I think I understand. When I got into pipe smoking in 1979, in part it stuck because of two people who helped me along the way, one of whom had worked at a Tinderbox in the past. He and the other person took me to Royal Cigar in downtown Atlanta. The tobacco they advised me to start with was their #7, a Lane English or Balkan blend. So, drugstore blends were never seriously on my radar screen.
However, over the next few years I did try many of the ones mentioned. Most of them were terrible. The chemicals were just too overwhelming. I do recall, from hanging around the Edward's in Clarkston (a suburb of Atlanta), that many of its customers had smoked these blends in the past and that "they" had "ruined" them. This would have been in the 1981-1987 time frame. And I am talking about a lot of people who sure looked like codgers to me!
Fromm the conversations here, and the reviews on TR, I have resolved to try to expand my horizons beyond what I was smoking when I got out of pipes in 2001, which was about 80% Virginia's and VaPers,and the rest some variety of Oriental or Latakia mixes. I just don't have the nerve to try anything that still comes in a pouch. I have never bought a tobacco in that form that doesn't have the tell tale slickness that, to me, is a sure sign of a product that has been laced with chemicals that are meant to assure "freshness" until the second coming.
So, I ordered several tins of product during the IPSD promotion s that seem to have been blended to emulate the best qualities of these blends, to wit, Edward G Robinson, Haunted Bookshelf, OJK, Billy Budd, etc. The only one I have gotten around to is Haunted Bookshop. It seems to me to be very much in the style of the Edwards blends I mentioned in the post above. I smoked half a dozen bowls in a variety of pipes, and I thought highly enough of it to jar the balance of an 8 ounce tin.

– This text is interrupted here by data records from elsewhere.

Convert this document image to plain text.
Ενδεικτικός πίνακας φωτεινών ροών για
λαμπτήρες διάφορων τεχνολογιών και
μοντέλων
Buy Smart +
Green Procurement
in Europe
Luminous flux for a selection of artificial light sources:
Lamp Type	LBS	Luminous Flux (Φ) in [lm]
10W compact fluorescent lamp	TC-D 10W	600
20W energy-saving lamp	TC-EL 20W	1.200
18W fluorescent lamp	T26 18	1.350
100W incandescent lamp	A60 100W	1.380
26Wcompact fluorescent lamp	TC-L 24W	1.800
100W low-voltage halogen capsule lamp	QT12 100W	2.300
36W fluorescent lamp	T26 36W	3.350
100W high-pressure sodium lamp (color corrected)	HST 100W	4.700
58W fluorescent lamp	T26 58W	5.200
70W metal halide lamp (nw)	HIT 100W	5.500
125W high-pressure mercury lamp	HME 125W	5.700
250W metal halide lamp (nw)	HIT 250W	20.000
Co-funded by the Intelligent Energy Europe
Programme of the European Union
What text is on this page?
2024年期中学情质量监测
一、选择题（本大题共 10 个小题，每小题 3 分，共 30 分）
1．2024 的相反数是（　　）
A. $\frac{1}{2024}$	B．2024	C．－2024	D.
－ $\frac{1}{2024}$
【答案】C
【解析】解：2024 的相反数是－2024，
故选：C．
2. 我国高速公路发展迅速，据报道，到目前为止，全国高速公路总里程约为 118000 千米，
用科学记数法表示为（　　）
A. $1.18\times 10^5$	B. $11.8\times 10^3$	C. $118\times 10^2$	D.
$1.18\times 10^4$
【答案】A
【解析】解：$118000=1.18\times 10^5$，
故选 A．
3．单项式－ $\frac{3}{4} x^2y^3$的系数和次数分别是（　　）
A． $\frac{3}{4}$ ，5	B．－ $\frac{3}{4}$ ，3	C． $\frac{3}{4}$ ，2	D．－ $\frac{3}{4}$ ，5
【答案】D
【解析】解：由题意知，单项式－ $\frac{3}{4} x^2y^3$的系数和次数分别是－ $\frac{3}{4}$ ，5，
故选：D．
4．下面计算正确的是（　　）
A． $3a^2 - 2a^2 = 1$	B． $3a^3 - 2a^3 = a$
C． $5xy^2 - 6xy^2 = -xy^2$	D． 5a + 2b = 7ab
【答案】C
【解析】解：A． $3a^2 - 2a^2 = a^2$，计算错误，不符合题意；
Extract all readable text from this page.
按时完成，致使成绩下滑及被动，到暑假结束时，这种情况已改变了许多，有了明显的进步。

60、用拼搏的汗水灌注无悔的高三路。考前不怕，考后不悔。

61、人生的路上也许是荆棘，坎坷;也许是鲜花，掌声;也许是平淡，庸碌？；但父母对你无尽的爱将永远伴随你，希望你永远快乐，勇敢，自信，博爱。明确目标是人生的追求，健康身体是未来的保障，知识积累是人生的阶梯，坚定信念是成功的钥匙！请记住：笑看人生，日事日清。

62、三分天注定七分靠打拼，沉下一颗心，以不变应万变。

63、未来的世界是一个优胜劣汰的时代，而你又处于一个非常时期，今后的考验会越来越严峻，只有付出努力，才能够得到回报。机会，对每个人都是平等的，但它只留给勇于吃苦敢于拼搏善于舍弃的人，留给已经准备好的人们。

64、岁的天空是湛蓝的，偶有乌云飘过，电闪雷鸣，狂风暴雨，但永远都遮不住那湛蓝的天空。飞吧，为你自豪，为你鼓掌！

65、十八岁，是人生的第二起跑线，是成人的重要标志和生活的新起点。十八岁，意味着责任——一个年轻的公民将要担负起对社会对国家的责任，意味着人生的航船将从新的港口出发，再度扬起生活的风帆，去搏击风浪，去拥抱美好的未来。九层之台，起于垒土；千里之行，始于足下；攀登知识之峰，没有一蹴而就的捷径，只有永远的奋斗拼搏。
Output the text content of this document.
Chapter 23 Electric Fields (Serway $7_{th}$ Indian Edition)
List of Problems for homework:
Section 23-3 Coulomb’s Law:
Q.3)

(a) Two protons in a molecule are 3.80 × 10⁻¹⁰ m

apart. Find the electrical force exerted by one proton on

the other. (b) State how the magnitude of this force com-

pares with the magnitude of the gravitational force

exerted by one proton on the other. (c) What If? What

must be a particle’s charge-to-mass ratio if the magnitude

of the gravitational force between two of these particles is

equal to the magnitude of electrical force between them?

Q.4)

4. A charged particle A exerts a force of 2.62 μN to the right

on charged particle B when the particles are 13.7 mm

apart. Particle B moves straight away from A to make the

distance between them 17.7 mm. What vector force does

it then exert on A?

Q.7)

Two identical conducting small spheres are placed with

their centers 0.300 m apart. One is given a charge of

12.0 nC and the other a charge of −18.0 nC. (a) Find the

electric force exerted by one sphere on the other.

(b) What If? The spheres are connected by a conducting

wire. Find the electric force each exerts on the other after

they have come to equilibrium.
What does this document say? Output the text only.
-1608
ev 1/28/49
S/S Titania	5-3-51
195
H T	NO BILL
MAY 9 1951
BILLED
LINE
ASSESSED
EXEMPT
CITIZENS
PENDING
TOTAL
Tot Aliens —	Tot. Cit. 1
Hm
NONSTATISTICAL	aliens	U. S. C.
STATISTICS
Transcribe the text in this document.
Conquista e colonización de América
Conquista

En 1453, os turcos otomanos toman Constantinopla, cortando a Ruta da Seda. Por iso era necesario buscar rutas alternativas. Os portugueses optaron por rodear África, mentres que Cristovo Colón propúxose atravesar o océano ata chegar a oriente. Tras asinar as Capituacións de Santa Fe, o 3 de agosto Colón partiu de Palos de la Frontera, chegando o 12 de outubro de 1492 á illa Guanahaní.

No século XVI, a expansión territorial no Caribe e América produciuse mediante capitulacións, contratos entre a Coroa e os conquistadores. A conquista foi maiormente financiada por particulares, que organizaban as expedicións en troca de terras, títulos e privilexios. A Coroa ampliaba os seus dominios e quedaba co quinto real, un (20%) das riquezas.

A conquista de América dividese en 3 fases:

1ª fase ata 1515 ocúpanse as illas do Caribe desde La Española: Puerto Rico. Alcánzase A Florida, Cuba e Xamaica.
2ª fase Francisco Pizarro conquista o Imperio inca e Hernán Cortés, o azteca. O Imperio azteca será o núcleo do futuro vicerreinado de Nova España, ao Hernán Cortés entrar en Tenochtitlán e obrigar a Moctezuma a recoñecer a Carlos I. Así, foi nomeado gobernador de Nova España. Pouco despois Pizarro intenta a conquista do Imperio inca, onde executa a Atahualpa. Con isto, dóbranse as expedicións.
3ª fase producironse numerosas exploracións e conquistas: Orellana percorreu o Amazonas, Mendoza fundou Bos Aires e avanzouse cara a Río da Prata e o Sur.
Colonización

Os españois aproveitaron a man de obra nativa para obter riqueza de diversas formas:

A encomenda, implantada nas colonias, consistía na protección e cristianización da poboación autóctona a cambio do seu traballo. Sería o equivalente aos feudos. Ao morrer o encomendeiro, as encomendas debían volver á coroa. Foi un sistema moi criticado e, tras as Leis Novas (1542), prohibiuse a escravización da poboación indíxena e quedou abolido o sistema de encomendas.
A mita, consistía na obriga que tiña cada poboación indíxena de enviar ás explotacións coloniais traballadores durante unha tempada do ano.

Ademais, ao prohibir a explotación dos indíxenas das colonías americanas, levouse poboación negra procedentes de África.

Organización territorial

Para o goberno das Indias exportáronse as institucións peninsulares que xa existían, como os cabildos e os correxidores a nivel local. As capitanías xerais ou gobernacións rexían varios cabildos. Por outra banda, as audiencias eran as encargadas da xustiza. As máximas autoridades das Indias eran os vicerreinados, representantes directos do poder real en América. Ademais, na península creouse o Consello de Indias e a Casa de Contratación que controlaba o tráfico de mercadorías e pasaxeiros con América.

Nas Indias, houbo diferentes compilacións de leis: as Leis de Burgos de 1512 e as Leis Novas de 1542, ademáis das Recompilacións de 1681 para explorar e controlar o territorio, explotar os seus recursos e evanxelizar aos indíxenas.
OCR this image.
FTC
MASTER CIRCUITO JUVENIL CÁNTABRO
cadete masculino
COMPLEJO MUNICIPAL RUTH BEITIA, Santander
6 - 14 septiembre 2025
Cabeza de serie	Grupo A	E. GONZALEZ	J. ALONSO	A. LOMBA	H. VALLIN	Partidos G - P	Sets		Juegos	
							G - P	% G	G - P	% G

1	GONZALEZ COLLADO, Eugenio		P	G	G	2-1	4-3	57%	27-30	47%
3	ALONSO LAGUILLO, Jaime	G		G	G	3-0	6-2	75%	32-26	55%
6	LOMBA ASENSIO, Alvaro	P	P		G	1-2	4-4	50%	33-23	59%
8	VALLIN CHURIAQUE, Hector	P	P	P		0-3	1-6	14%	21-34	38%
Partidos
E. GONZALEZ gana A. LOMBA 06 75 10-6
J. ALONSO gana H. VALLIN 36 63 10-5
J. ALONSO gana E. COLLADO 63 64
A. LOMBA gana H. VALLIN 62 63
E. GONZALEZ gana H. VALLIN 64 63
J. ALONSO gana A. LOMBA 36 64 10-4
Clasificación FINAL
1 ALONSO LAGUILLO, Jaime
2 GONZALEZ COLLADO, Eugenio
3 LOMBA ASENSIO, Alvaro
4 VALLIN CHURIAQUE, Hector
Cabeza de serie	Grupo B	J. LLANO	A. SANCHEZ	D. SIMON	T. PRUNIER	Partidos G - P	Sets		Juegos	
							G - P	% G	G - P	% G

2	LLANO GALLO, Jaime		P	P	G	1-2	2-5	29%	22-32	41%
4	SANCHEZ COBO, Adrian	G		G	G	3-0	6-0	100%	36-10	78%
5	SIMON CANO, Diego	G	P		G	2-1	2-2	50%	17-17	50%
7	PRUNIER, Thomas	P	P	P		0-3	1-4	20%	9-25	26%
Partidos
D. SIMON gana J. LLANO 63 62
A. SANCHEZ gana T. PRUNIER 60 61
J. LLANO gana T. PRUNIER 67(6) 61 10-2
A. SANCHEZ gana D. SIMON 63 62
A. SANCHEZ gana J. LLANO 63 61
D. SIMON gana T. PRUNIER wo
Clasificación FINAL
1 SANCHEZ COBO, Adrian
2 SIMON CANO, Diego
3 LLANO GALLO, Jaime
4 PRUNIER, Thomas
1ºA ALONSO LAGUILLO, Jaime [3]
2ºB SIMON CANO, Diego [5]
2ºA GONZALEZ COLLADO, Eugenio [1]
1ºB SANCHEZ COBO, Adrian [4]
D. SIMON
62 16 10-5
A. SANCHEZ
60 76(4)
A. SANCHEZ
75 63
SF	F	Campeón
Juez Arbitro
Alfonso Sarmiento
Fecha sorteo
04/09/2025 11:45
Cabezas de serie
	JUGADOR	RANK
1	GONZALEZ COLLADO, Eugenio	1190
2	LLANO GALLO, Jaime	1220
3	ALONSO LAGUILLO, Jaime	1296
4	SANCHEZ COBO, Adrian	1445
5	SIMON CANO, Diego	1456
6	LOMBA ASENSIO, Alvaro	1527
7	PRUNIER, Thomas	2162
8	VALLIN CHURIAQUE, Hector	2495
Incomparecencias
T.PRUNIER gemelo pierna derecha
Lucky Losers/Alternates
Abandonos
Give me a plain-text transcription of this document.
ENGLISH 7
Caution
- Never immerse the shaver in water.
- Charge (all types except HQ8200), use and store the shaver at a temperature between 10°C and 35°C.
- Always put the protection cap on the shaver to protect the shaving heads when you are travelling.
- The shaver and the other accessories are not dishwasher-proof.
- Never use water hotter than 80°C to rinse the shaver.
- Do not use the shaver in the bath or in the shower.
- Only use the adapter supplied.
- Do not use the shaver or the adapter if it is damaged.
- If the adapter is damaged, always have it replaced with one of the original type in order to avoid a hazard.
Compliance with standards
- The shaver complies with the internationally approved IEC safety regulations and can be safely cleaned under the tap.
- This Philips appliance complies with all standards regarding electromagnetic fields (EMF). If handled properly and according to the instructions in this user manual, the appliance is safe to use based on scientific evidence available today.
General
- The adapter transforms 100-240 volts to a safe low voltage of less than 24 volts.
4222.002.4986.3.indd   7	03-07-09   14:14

I picked off two tins of Pelican last week from Ries, and to ease the burden of the shipping costs, I had them toss in 7 ounces of Dr. Bradley's and 7 ounces of Old Colonial. Since I had just jarred the Haunted Bookshop, I popped the Bradley's. I have only smoked the one bowl, and my verdict is that it, too, reminds me of the old Edwards style.
The owner of the Edwards franchise used to tell us younger types that his blends were like what your father or grandfather would have smoked. The older customers would nod in agreement. But most of them had fled drugstore blends, and chose to patronize Edwards instead of the Lane and Sherman style aromatics that they could have bought out of the jars at any one of the five or six Tinderbox franchises around Atlanta at that time.
So, maybe Dr. Bradley's is not strictly a codger blend as that term is used here. I am OK with that. But it is a throwback to a style of tobacco I liked, along with Haunted Bookshop. I look forward to trying the others I have.